The absolute worst, though, was if the other came back and won the game. You know what the student section from the other school would start chanting back at us? “Scoreboard…scoreboard.” Whew was that painful. But the point was made. The scoreboard still did the talking. We might be walking out of the gym dejected, angry, thinking “we are a better team than that. We are way better than that. We should not have lost.” But the scoreboard told the truth about what was really going on.
Paul, in other words, is saying here to Timothy, “Let your life example tell the truth about who you really are.
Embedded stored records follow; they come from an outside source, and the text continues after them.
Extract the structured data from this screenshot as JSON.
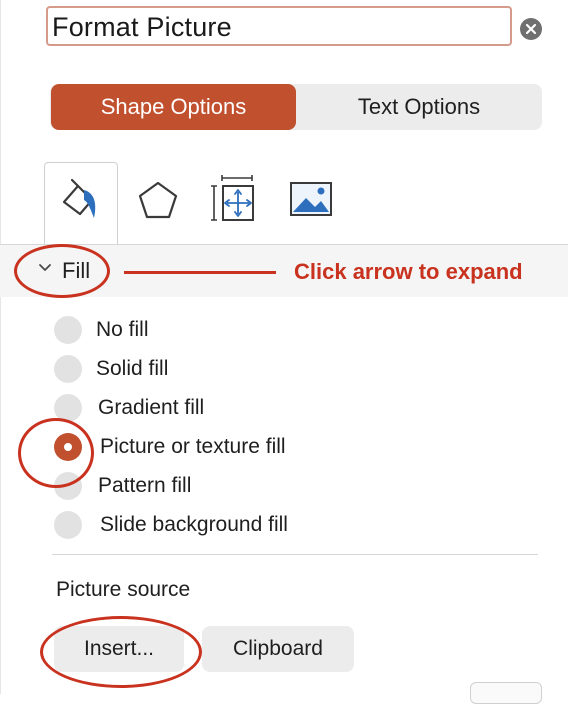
{
  "panel": {
    "title": "Format Picture"
  },
  "options_tabs": {
    "shape_options": "Shape Options",
    "text_options": "Text Options",
    "active": "shape_options"
  },
  "icon_tabs": [
    {
      "name": "fill-line-icon",
      "active": true
    },
    {
      "name": "effects-pentagon-icon",
      "active": false
    },
    {
      "name": "size-properties-icon",
      "active": false
    },
    {
      "name": "picture-icon",
      "active": false
    }
  ],
  "fill_section": {
    "label": "Fill",
    "expanded": true,
    "hint": "Click arrow to expand",
    "options": [
      {
        "label": "No fill",
        "checked": false
      },
      {
        "label": "Solid fill",
        "checked": false
      },
      {
        "label": "Gradient fill",
        "checked": false
      },
      {
        "label": "Picture or texture fill",
        "checked": true
      },
      {
        "label": "Pattern fill",
        "checked": false
      },
      {
        "label": "Slide background fill",
        "checked": false
      }
    ]
  },
  "picture_source": {
    "label": "Picture source",
    "insert_button": "Insert...",
    "clipboard_button": "Clipboard"
  },
  "colors": {
    "accent": "#c1502e",
    "annotation": "#c8321e"
  }
}
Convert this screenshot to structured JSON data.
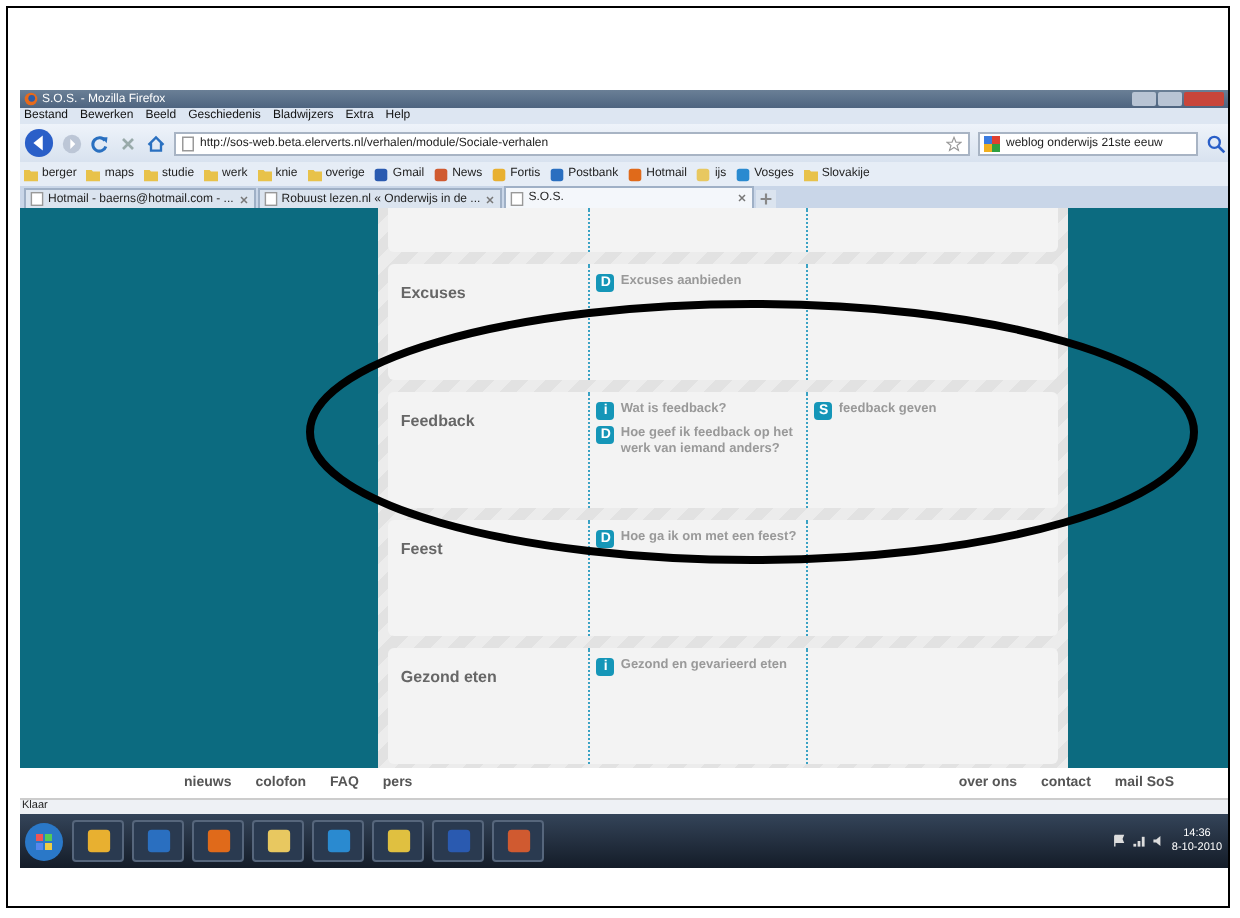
{
  "window": {
    "title": "S.O.S. - Mozilla Firefox"
  },
  "menu": [
    "Bestand",
    "Bewerken",
    "Beeld",
    "Geschiedenis",
    "Bladwijzers",
    "Extra",
    "Help"
  ],
  "address": {
    "value": "http://sos-web.beta.elerverts.nl/verhalen/module/Sociale-verhalen"
  },
  "search": {
    "value": "weblog onderwijs 21ste eeuw"
  },
  "bookmarks": [
    {
      "label": "berger",
      "kind": "folder"
    },
    {
      "label": "maps",
      "kind": "folder"
    },
    {
      "label": "studie",
      "kind": "folder"
    },
    {
      "label": "werk",
      "kind": "folder"
    },
    {
      "label": "knie",
      "kind": "folder"
    },
    {
      "label": "overige",
      "kind": "folder"
    },
    {
      "label": "Gmail",
      "kind": "site"
    },
    {
      "label": "News",
      "kind": "site"
    },
    {
      "label": "Fortis",
      "kind": "site"
    },
    {
      "label": "Postbank",
      "kind": "site"
    },
    {
      "label": "Hotmail",
      "kind": "site"
    },
    {
      "label": "ijs",
      "kind": "site"
    },
    {
      "label": "Vosges",
      "kind": "site"
    },
    {
      "label": "Slovakije",
      "kind": "folder"
    }
  ],
  "tabs": [
    {
      "label": "Hotmail - baerns@hotmail.com - ...",
      "selected": false
    },
    {
      "label": "Robuust lezen.nl « Onderwijs in de ...",
      "selected": false
    },
    {
      "label": "S.O.S.",
      "selected": true
    }
  ],
  "sections": [
    {
      "title": "Excuses",
      "col_2": [
        {
          "badge": "D",
          "text": "Excuses aanbieden"
        }
      ]
    },
    {
      "title": "Feedback",
      "col_2": [
        {
          "badge": "i",
          "text": "Wat is feedback?"
        },
        {
          "badge": "D",
          "text": "Hoe geef ik feedback op het werk van iemand anders?"
        }
      ],
      "col_3": [
        {
          "badge": "S",
          "text": "feedback geven"
        }
      ]
    },
    {
      "title": "Feest",
      "col_2": [
        {
          "badge": "D",
          "text": "Hoe ga ik om met een feest?"
        }
      ]
    },
    {
      "title": "Gezond eten",
      "col_2": [
        {
          "badge": "i",
          "text": "Gezond en gevarieerd eten"
        }
      ]
    }
  ],
  "footer": {
    "left": [
      "nieuws",
      "colofon",
      "FAQ",
      "pers"
    ],
    "right": [
      "over ons",
      "contact",
      "mail SoS"
    ]
  },
  "status_bar": "Klaar",
  "taskbar": {
    "time": "14:36",
    "date": "8-10-2010"
  }
}
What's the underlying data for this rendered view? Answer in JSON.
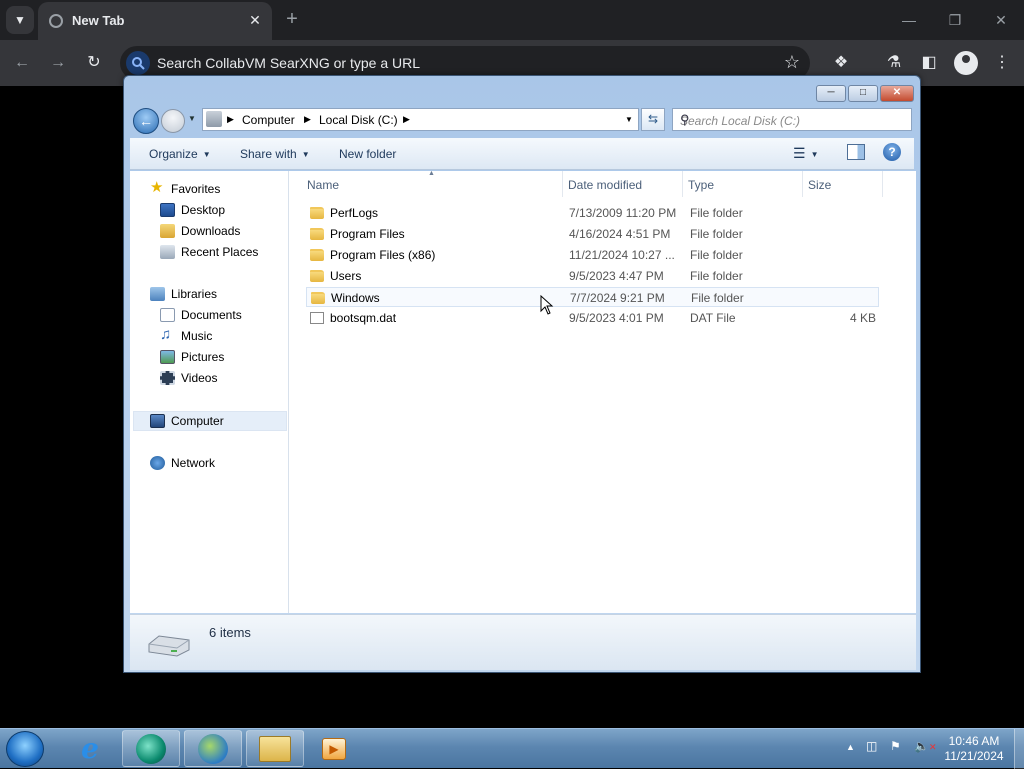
{
  "browser": {
    "tab_title": "New Tab",
    "omnibox_text": "Search CollabVM SearXNG or type a URL"
  },
  "explorer": {
    "breadcrumb": [
      "Computer",
      "Local Disk (C:)"
    ],
    "search_placeholder": "Search Local Disk (C:)",
    "toolbar": {
      "organize": "Organize",
      "share_with": "Share with",
      "new_folder": "New folder"
    },
    "nav": {
      "favorites": "Favorites",
      "desktop": "Desktop",
      "downloads": "Downloads",
      "recent": "Recent Places",
      "libraries": "Libraries",
      "documents": "Documents",
      "music": "Music",
      "pictures": "Pictures",
      "videos": "Videos",
      "computer": "Computer",
      "network": "Network"
    },
    "columns": {
      "name": "Name",
      "date": "Date modified",
      "type": "Type",
      "size": "Size"
    },
    "files": [
      {
        "name": "PerfLogs",
        "date": "7/13/2009 11:20 PM",
        "type": "File folder",
        "size": ""
      },
      {
        "name": "Program Files",
        "date": "4/16/2024 4:51 PM",
        "type": "File folder",
        "size": ""
      },
      {
        "name": "Program Files (x86)",
        "date": "11/21/2024 10:27 ...",
        "type": "File folder",
        "size": ""
      },
      {
        "name": "Users",
        "date": "9/5/2023 4:47 PM",
        "type": "File folder",
        "size": ""
      },
      {
        "name": "Windows",
        "date": "7/7/2024 9:21 PM",
        "type": "File folder",
        "size": ""
      },
      {
        "name": "bootsqm.dat",
        "date": "9/5/2023 4:01 PM",
        "type": "DAT File",
        "size": "4 KB"
      }
    ],
    "status": "6 items"
  },
  "taskbar": {
    "time": "10:46 AM",
    "date": "11/21/2024"
  }
}
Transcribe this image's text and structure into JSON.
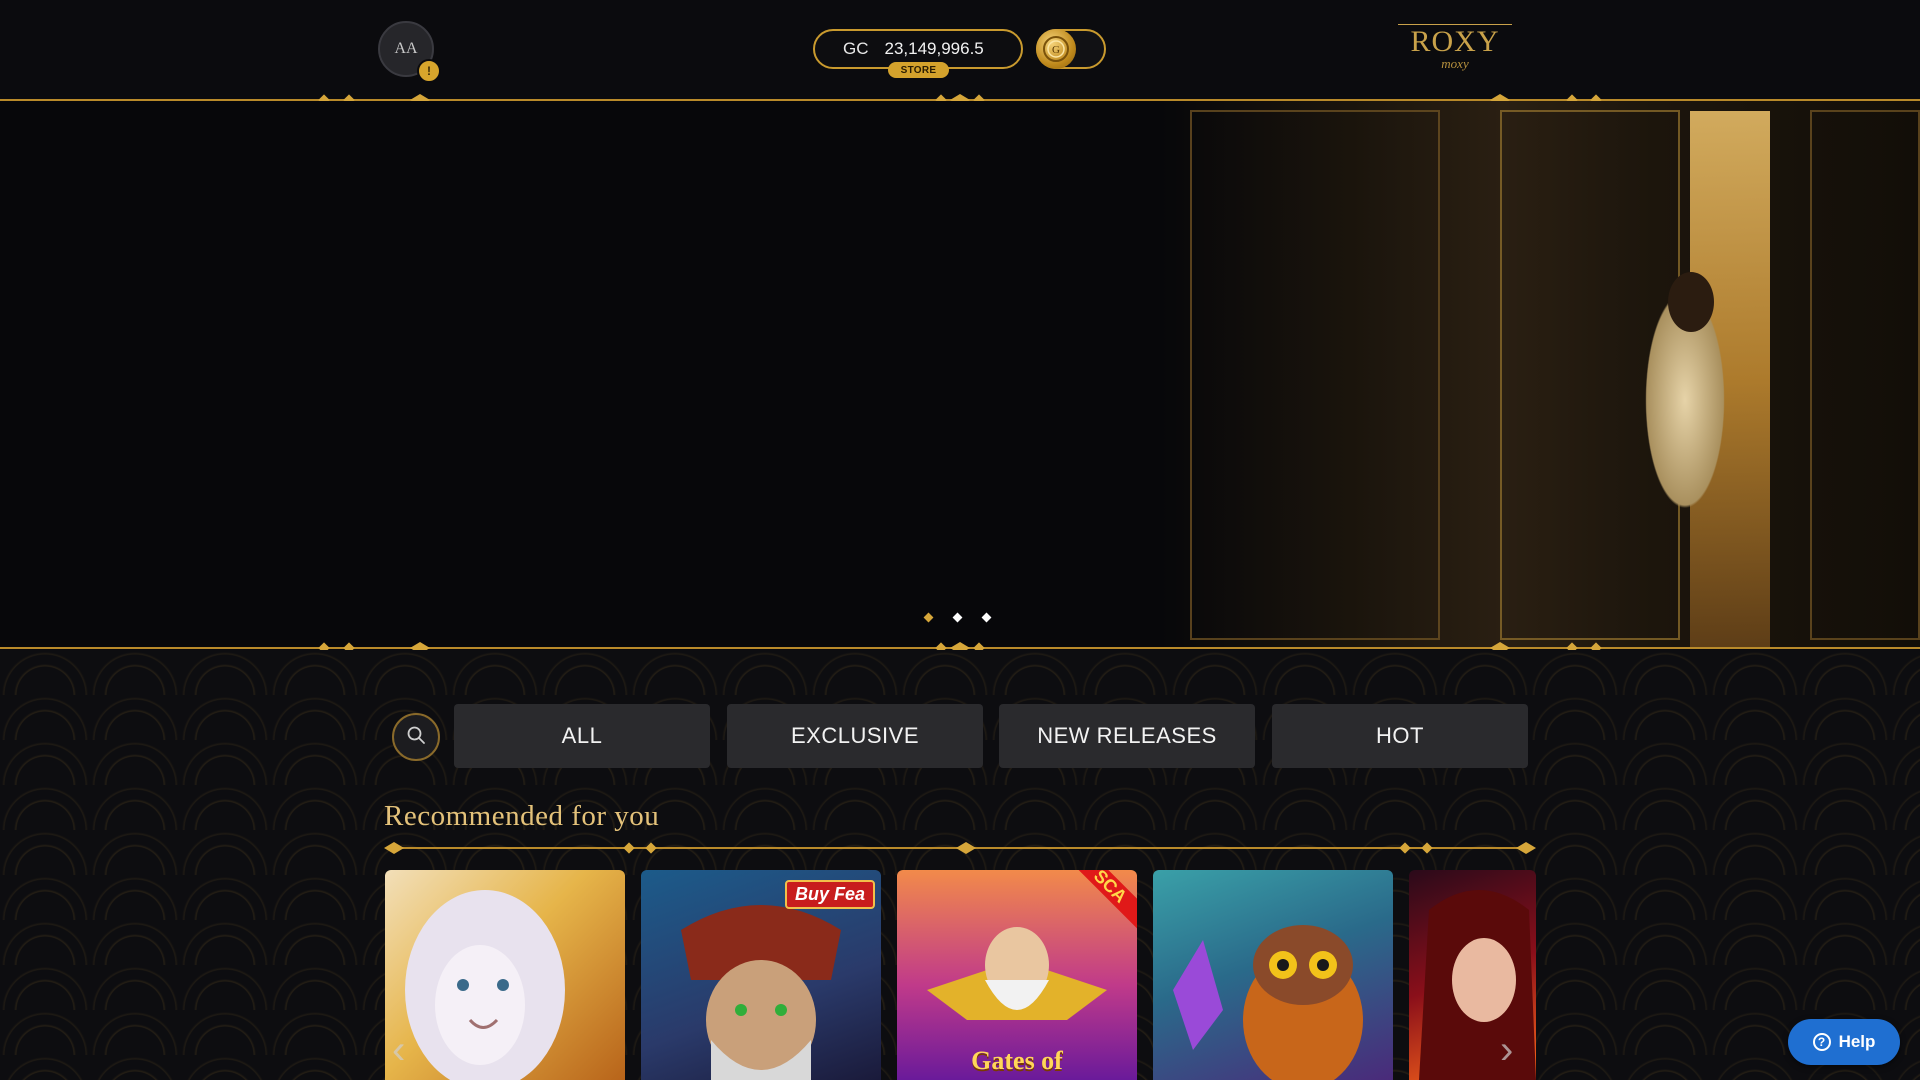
{
  "header": {
    "avatar_initials": "AA",
    "avatar_badge": "!",
    "balance_currency": "GC",
    "balance_amount": "23,149,996.5",
    "store_label": "STORE",
    "coin_icon": "gold-coin-icon"
  },
  "logo": {
    "top_text": "ROXY",
    "bottom_text": "moxy"
  },
  "hero": {
    "slide_count": 3,
    "active_slide": 1
  },
  "filters": {
    "search_icon": "search-icon",
    "tabs": [
      "ALL",
      "EXCLUSIVE",
      "NEW RELEASES",
      "HOT"
    ]
  },
  "recommended": {
    "title": "Recommended for you",
    "games": [
      {
        "label": "",
        "colors": [
          "#f0b22c",
          "#c26b12"
        ]
      },
      {
        "label": "",
        "badge": "Buy Fea",
        "colors": [
          "#1b4e7a",
          "#3a2a6a"
        ]
      },
      {
        "label": "Gates of",
        "badge": "SCA",
        "colors": [
          "#e7563c",
          "#7a1f96"
        ]
      },
      {
        "label": "",
        "colors": [
          "#2b7f8a",
          "#6b2aa0"
        ]
      },
      {
        "label": "",
        "colors": [
          "#8a0f1a",
          "#ff6a1a"
        ]
      }
    ]
  },
  "help": {
    "label": "Help"
  },
  "colors": {
    "gold": "#c99a2e",
    "background": "#0a0a0d",
    "help_blue": "#1f6fd1"
  }
}
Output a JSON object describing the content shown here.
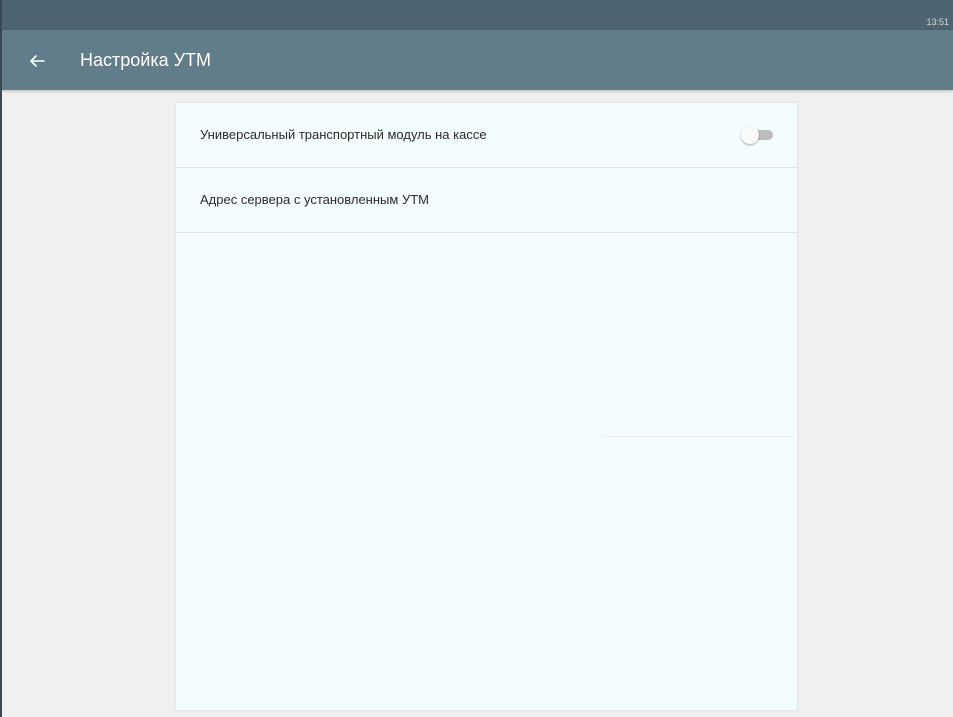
{
  "status_bar": {
    "time": "13:51"
  },
  "app_bar": {
    "title": "Настройка УТМ",
    "back_icon": "arrow-left-icon"
  },
  "settings": {
    "items": [
      {
        "label": "Универсальный транспортный модуль на кассе",
        "control": "toggle-switch",
        "toggle_on": false
      },
      {
        "label": "Адрес сервера с установленным УТМ"
      }
    ]
  },
  "colors": {
    "status_bar": "#4e6470",
    "app_bar": "#627d8a",
    "card_background": "#f4fdfe",
    "page_background": "#efefef"
  }
}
Those people might be saying all kinds of stuff about you. That you are too young. You are an inexperienced leader. That you are not as good a teacher as me. That you are not as smart as me. That you are not me. But let your life be the scoreboard. You won’t have to say a thing, Timothy. Let your life do the talking.”
How should he set the example? In five ways: speech, life, love, faith and purity. These are crucial areas. Imagine if you were setting the example in these five?
- Speech obviously is how you talk. No surprise to me that Paul lists it first. Our mouths get us in trouble! What would it be like for people to look at you as someone who sets an example in how you talk? You would be gracious. You would be kind. Your words would be gentle, self-controlled.
- Life is your conduct, your way of life. What would it look like for you to set the example in how you live your life?
- Love is the word agape. Would people say of you that you are a loving person?
- Faith, it is important to note, is not just believing the right things. This is best understand as faithful. Having faithfulness. Can people say of you: “There is a person who is faithful”? Not because you know the Bible through and through. Not because you know a lot of theology. Faith is primarily not about knowing and believing the right things. It is that. But it is much more a choice to live them out. I recently heard Richard Rohr put it this way “you don’t think your way into a changed life, you live your way into changed thinking.”
- Paul is kinda saying the same thing over and over here, isn’t he? Be pure. Be holy. It’s not easy to do this in our world. But pursue it. Set an example of purity.
Clearly this passage is not just for young Timothy. This can apply to everyone. So review it those five categories, all of us. Are we setting an example in them? Might there be one category that you sense God is speaking to you to work on?